Although building ML models on small/ toy data-set is easy, most production-grade problems involve massive datasets which current ML practices don’t scale to. In this talk, we cover how you can drastically increase the amount of data that your models can learn from using distributed data/ml pipes.
It can be difficult to figure out how to work with large data-sets (which do not fit in your RAM), even if you’re already comfortable with ML libraries/ APIs within python. Many questions immediately come up: Which library should I use, and why? What’s the difference between a “map-reduce” and a “task-graph”? What’s a partial fit function, and what format does it expect the data in? Is it okay for my training data to have more features than observations? What’s the appropriate machine learning model to use? And so on…
In this talk, we’ll answer all those questions, and more!

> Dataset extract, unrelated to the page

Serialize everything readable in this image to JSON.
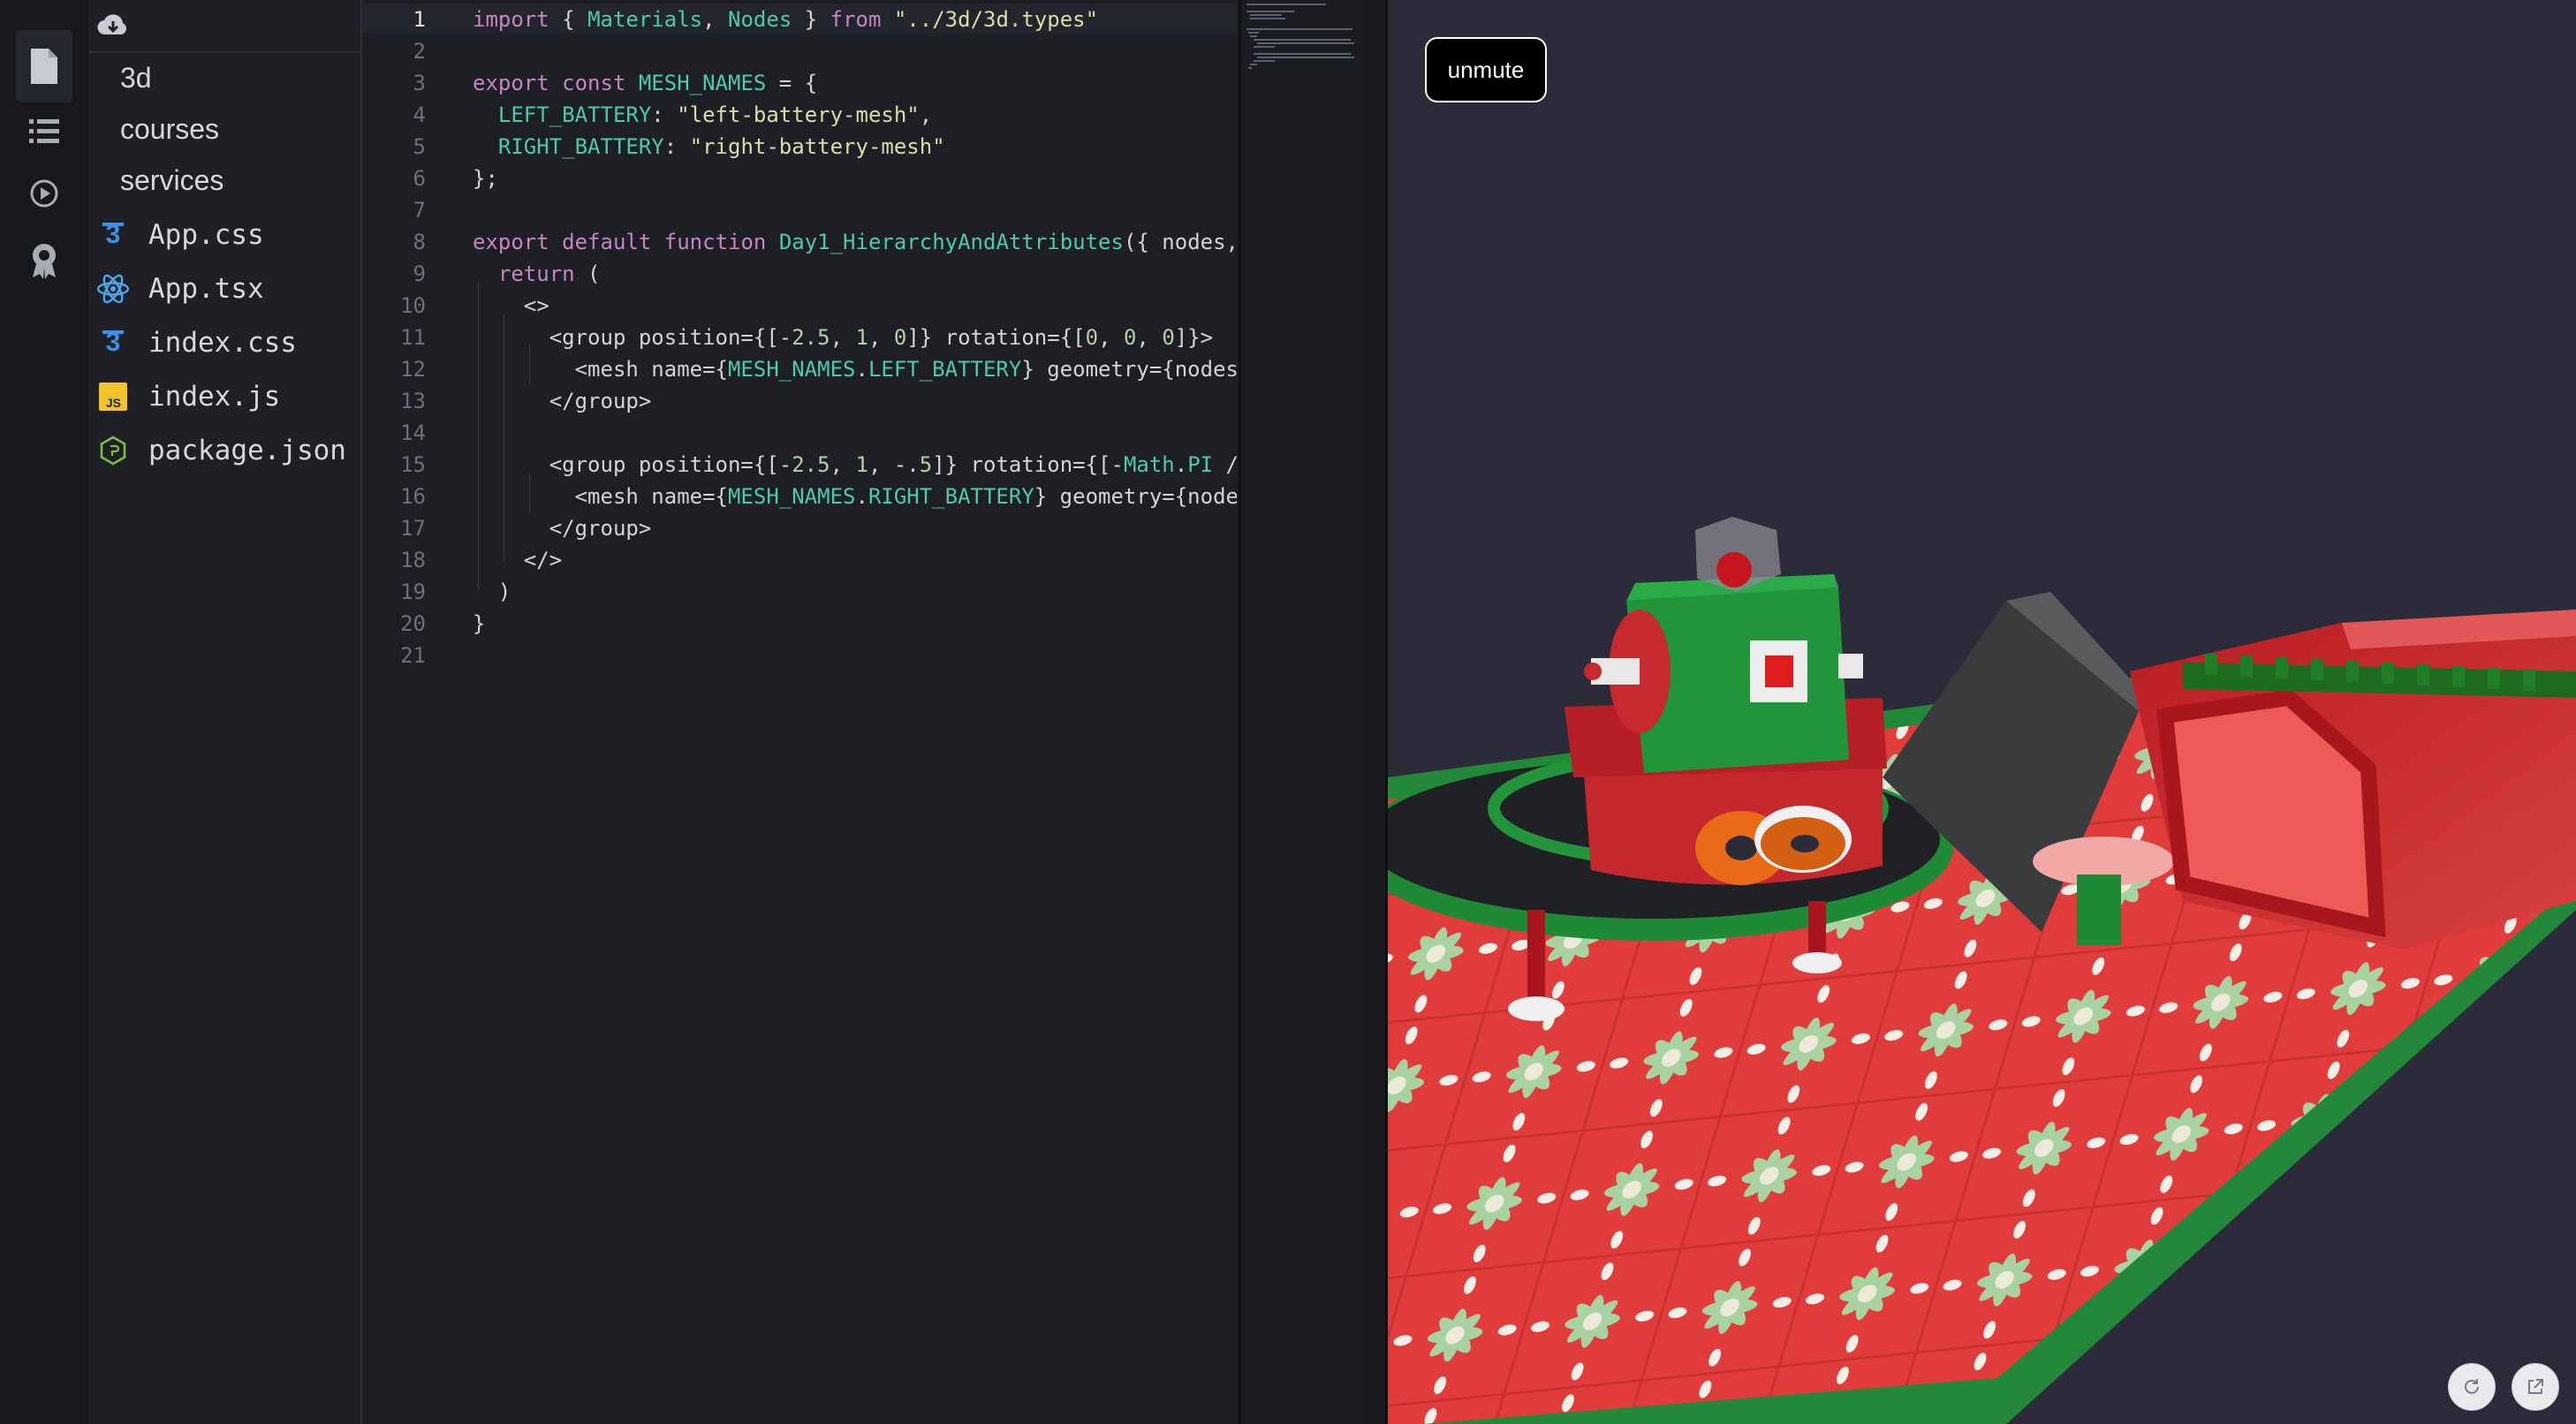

We’ll start by walking through the current distributed analytics (out-of-core learning) landscape in order to understand the pain-points and some solutions to this problem.
Here is a sketch of a system designed to achieve this goal (of building scalable ML models):
- a way to stream instances
- a way to extract features from instances
- an incremental algorithm
Then we’ll read a large dataset into Dask, Tensorflow (tf.data) & sklearn streaming, and immediately apply what we’ve learned about in last section. We’ll move on to the model building process, including a discussion of which model is most appropriate for the task. We’ll evaluate our model a few different ways, and then examine the model for greater insight into how the data is influencing its predictions. Finally, we’ll practice this entire workflow on a new dataset, and end with a discussion of which parts of the process are worth tuning for improved performance.
- Intro to out-of-core learning
- Representing large datasets as instances
- Transforming data (in batches) – live code [3-5]
- Feature Engineering & Scaling
- Building and evaluating a model (on entire datasets)
- Practicing this workflow on another dataset
- Benchmark other libraries/ for OOC learning
- Questions and Answers
By the end of the talk participants would know how to build petabyte scale ML models, beyond the shackles of conventional python libraries.
Participants would have a benchmarks and best case practices for building such ML models at scale.